Arthur Robinson, a chemist who is president of the Oregon Institute of Science and Medicine, is in charge of the petition. In response to an e-mail query, he said claims of people who say they were wrongly added to the list will be reviewed.
Larson said he fully recognizes that the issue is an emotional one, and because of its tremendous complexity comes with various uncertainties. He points out that some of his peers raise legitimate questions about some of the conclusions that humans are contributing to global warming.
And there's no shortage of instances in which people are wrongly pointing to global warming as the cause of some change, he said.
"But to me, there are other pieces of data that irrefutable," Larson said.
The debate changes
When the climate change alarm bells were first sounded, people who doubted the claim suggested Earth's climate wasn't warming at all. The warming trend is now universally accepted.
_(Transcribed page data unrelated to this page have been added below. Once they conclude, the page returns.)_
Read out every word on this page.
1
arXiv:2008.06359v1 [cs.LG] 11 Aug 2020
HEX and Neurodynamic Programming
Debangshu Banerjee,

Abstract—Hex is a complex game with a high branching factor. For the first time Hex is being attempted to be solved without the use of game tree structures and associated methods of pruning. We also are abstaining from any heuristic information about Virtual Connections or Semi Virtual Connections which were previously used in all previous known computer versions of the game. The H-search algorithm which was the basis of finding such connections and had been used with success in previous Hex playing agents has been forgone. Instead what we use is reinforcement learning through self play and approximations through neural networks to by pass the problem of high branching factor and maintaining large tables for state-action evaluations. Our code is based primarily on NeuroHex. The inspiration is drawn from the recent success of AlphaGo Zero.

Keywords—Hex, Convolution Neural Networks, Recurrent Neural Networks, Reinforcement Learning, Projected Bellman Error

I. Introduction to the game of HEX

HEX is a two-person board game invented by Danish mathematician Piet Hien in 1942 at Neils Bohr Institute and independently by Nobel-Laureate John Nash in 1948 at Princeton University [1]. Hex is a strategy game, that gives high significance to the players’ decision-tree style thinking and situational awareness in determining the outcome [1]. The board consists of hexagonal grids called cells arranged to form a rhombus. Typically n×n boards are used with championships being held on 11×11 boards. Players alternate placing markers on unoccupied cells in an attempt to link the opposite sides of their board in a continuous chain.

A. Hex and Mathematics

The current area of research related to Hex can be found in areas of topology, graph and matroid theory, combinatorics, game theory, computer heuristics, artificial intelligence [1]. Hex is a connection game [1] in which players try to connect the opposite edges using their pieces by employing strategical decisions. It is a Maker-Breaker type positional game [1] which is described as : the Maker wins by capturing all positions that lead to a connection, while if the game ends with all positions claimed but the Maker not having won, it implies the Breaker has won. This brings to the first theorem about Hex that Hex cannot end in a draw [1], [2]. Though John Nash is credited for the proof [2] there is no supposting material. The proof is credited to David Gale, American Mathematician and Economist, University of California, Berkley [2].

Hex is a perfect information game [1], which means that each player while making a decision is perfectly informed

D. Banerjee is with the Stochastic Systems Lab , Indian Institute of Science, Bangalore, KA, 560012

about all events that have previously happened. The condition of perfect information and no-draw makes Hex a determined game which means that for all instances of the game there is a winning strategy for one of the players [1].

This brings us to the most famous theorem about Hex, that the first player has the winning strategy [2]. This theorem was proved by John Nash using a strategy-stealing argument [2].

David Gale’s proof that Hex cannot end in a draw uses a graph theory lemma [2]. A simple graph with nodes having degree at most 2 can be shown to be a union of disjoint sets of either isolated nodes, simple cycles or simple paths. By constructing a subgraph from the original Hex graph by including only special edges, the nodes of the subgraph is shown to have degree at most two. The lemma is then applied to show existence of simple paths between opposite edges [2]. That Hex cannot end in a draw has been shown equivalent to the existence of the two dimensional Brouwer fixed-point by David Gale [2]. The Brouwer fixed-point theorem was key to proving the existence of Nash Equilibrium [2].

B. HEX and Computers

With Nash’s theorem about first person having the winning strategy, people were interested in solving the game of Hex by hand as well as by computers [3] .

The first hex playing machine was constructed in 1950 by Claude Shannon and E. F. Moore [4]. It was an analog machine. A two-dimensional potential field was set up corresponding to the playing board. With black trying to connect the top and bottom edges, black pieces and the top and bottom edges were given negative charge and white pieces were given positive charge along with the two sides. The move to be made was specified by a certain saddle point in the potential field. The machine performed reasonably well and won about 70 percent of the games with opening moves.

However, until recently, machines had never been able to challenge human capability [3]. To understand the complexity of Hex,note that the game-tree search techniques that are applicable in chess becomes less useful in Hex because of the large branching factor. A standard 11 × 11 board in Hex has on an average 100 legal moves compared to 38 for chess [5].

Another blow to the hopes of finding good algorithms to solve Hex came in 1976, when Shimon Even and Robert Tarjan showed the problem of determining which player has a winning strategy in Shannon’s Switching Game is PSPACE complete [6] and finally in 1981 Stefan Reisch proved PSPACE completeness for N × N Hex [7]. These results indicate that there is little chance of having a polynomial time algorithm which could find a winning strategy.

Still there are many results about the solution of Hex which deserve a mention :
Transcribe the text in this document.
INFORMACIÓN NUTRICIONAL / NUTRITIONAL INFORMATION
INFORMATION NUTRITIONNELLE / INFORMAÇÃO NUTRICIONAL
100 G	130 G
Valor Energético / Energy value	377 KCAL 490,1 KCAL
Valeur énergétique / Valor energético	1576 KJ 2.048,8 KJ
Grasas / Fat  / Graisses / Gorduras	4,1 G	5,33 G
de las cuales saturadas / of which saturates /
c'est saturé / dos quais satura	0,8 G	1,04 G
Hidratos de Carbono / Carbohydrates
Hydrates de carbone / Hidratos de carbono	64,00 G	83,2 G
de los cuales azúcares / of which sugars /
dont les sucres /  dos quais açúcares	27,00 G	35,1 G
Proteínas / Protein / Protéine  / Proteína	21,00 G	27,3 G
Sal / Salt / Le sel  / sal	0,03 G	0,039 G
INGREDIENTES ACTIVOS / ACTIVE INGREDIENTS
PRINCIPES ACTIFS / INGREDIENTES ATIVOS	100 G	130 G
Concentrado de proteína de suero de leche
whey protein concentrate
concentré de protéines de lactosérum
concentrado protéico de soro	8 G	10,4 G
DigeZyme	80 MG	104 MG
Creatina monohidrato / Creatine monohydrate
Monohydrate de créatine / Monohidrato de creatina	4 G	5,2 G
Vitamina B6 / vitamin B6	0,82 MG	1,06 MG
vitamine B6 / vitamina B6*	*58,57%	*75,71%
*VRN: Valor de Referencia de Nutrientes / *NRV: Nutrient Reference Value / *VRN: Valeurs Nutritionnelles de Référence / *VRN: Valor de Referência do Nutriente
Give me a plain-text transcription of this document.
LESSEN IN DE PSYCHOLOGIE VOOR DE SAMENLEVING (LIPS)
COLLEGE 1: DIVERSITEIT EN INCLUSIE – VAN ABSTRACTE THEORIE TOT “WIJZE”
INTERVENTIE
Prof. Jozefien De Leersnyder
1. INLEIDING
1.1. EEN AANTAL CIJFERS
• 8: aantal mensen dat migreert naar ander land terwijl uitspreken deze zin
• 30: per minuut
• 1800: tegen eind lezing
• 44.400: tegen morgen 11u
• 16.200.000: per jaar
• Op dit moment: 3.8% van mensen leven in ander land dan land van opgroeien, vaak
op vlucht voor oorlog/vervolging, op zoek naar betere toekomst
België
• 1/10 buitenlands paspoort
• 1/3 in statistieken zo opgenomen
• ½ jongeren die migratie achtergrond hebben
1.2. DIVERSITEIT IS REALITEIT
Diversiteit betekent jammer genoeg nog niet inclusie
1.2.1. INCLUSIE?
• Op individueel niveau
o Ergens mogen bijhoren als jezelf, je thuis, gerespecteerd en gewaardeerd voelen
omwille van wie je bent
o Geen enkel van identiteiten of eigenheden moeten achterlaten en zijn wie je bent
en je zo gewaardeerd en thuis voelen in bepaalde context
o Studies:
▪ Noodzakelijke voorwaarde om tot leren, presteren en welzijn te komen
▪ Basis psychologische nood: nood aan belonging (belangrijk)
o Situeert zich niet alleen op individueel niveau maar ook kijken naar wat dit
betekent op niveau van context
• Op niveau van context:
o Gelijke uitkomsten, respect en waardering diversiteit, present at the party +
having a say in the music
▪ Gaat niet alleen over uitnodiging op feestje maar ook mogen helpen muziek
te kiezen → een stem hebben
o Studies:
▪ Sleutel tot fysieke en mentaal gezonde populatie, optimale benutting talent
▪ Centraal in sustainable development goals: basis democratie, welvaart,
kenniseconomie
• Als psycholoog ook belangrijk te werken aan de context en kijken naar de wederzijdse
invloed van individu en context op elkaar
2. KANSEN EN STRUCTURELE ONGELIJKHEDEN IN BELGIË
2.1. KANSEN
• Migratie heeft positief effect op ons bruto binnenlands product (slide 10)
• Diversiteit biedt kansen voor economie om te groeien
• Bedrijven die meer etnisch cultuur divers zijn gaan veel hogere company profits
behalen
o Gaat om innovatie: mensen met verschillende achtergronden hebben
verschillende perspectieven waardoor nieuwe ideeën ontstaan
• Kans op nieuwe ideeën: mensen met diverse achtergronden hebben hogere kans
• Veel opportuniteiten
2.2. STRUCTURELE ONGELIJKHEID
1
What's more likely to be debated is the cause and consequence.
"According to what I can tell, it's been way overplayed," said Joe Eagleman, who retired five years ago from the Department of Physics and Astronomy at the University of Kansas.
He doesn't see the warming as posing a serious threat.
"I think there is no convincing evidence it would be catastrophic," he said. "Many places in the world would be improved."
Actually, what scientists at the American Geophysical Union see are growing problems.
"In the next 50 years, even the lower limit of impending climate change -- an additional global mean warming of 1 degree centigrade above the last decade -- is far beyond the range of climate variability experienced during the past 1,000 years and poses global problems in planning for and adapting to it."
And if the temperature goes up even more?
"Warming greater than 2 degrees above 19th century levels is projected to be disruptive, reducing global agricultural productivity, causing widespread loss of biodiversity and, if sustained over centuries, melting much of the Greenland ice sheet with ensuing rise in sea level of several meters."
An overplayed card
Some of the Kansans who signed the petition suggested there is too much uncertainty to know whom to believe.
"It becomes an issue of what you believe or what you buy into," Angino said.
The American Meteorological Society, which takes pains to emphasize the uncertainty, says that card is sometimes overplayed.
"Informed policy decisions of government and industry demand unbiased assessments of scientific results by the scientific community," the group says in a position paper adopted in 2003. "The nature of science is such that there is rarely total agreement among scientists. Individual scientific statements and papers -- the validity of some of which has yet to be assessed adequately -- can be exploited in the policy debate and can leave the impression that the scientific community is sharply divided on issues where there is, in reality, a strong scientific consensus."